Wahrheit kann man heute machen, kann sie erzeugen und herstellen wie ein Produkt. In nie gekanntem Ausmaß bemächtigen Medien sich unserer Gehirne und installieren in ihnen eine Art Matrix vollendeter Fehlwahrnehmung. Sie läßt uns Dinge sehen, die in der Realität gar nicht existieren.

Auf der Plattform gettr.com las ich heute einen Nutzerbeitrag: „Wenn man Radio, Presse, Schule, Kirche, Kunst, Wissenschaft und Film kontrolliert, kann man jede Wahrheit in eine Lüge verwandeln, jeden Unsinn in Vernunft.“ Der anonyme Nutzer namens „Wahrheitssuche“ hat Recht.
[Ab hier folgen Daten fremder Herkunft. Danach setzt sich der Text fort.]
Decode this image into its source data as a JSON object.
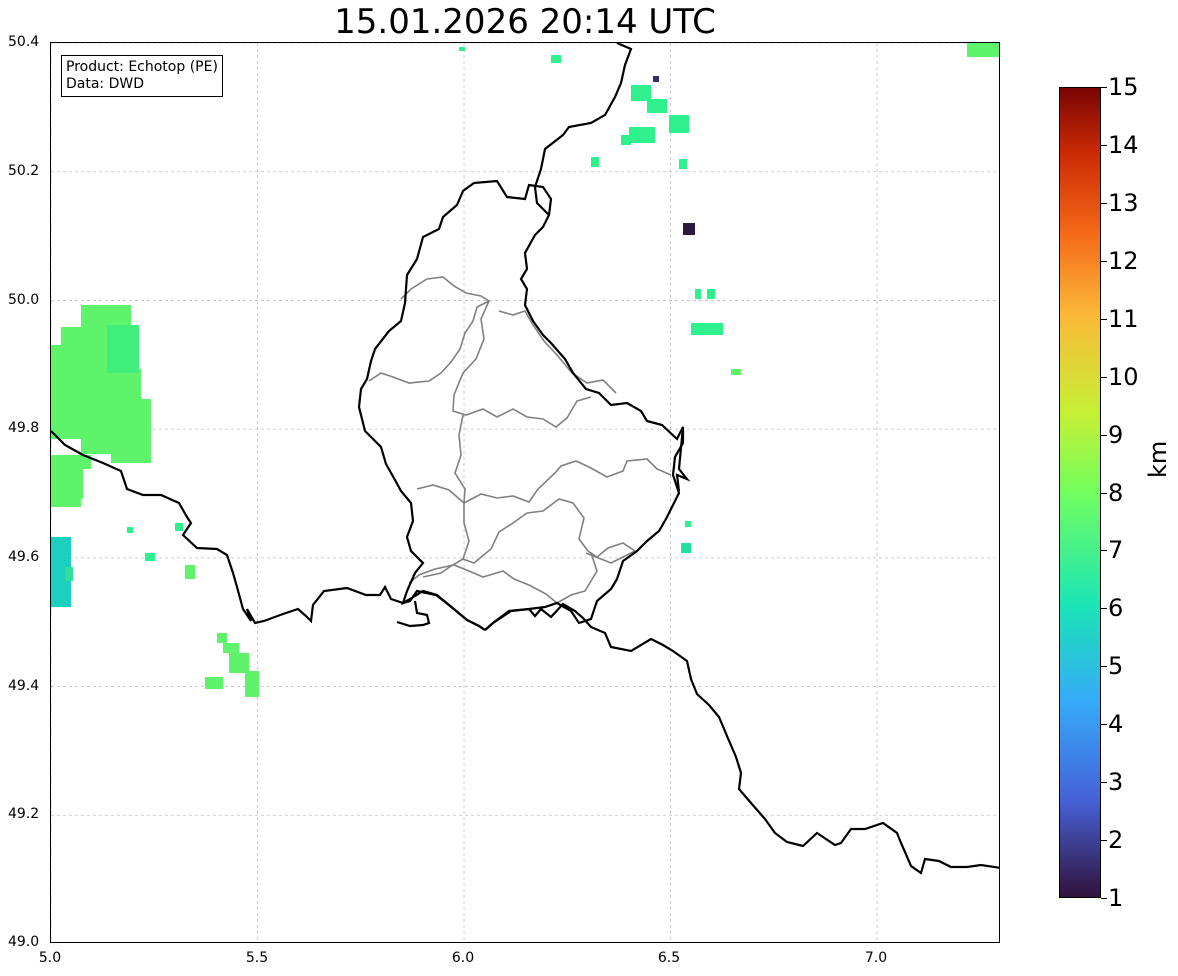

Indem Millionen Deutsche wenigstens medial mit Mitgefühl und Sorge das Schicksal unserer Landsleuten in der Eifel verfolgen, baute sich ein uns fremd gewordenes Band der Solidarität auf.  Unzählige Menschen sahen die Helfer-Kolonnen aus allen Himmelsrichtungen in die Flutgebiete rollen. Am liebsten wäre jedermann mitgerollt, um aus tiefstem Gefühl der Verbundenheit mitzuhelfen.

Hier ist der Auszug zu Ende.